A German court sentenced a far-right politician to eight months in prison on Monday for displaying a Nazi-style tattoo, siding with prosecutors and stiffening the suspended term he originally received.

The case against Marcel Zech centered on a tattoo that appeared to combine an image of the Auschwitz death camp with the slogan from the Buchenwald concentration camp's gate, "Jedem das Seine" -- "to each his own."

The 28-year-old admitted displaying the tattoo while visiting a swimming pool.

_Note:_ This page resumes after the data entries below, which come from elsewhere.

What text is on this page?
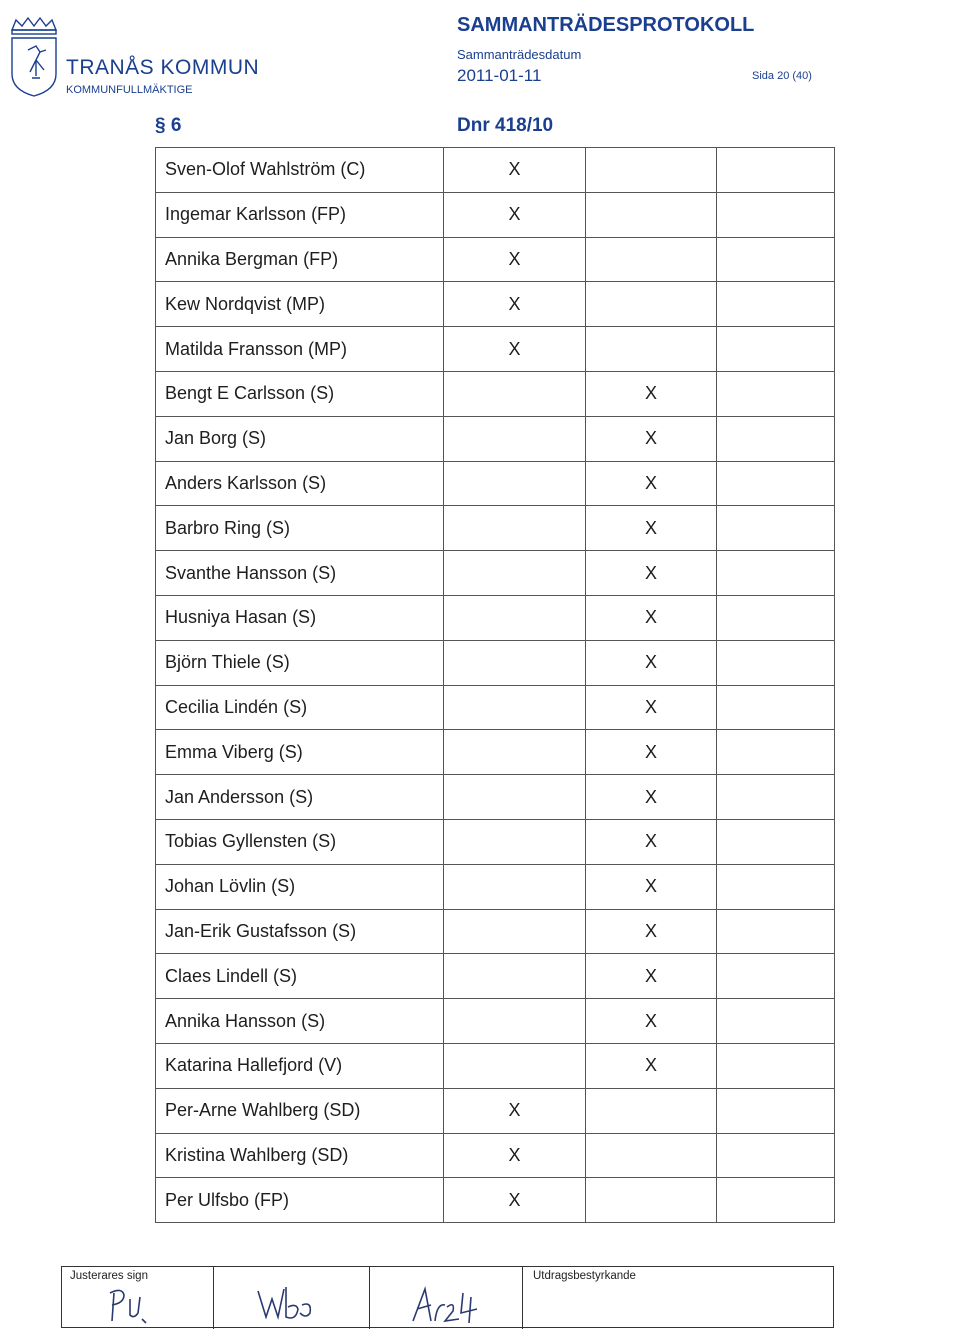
TRANÅS KOMMUN
KOMMUNFULLMÄKTIGE
SAMMANTRÄDESPROTOKOLL
Sammanträdesdatum
2011-01-11	Sida 20 (40)
§ 6	Dnr 418/10
Sven-Olof Wahlström (C)	X		
Ingemar Karlsson (FP)	X		
Annika Bergman (FP)	X		
Kew Nordqvist (MP)	X		
Matilda Fransson (MP)	X		
Bengt E Carlsson (S)		X	
Jan Borg (S)		X	
Anders Karlsson (S)		X	
Barbro Ring (S)		X	
Svanthe Hansson (S)		X	
Husniya Hasan (S)		X	
Björn Thiele (S)		X	
Cecilia Lindén (S)		X	
Emma Viberg (S)		X	
Jan Andersson (S)		X	
Tobias Gyllensten (S)		X	
Johan Lövlin (S)		X	
Jan-Erik Gustafsson (S)		X	
Claes Lindell (S)		X	
Annika Hansson (S)		X	
Katarina Hallefjord (V)		X	
Per-Arne Wahlberg (SD)	X		
Kristina Wahlberg (SD)	X		
Per Ulfsbo (FP)	X		
Justerares sign	Utdragsbestyrkande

Prosecutors appealed after a district court in Oranienburg gave him a six-month suspended sentence in December.

Zech, a member of the far-right National Democratic Party, also had appealed that verdict and sought an acquittal.

On Monday, a state court in Neuruppin, north of Berlin, upheld the defendant's conviction for incitement and imposed the new sentence, news agency dpa reported.

Presiding judge Joern Kalbow said as he announced the ruling that the public might view a suspended sentence as "the state retreating in the face of right-wing radicalism." Kalbow noted that Germany has been seeing increasing numbers of xenophobic crimes.

Defense lawyer Wolfram Nahrath said he would appeal again to a higher court.

During the hearing, Nahrath told judges that Zech had since altered the offending tattoo as a result of the "exceptional denunciation" of him resulting from the case and because he wanted to be able to keep going to the swimming pool with his children.

Prosecutor Torsten Lowitsch said the image of Auschwitz has been replaced by Max and Moritz, figures from a well-known German children's tale. However, Lowitsch said the tattoo still includes the slogan "to each his own."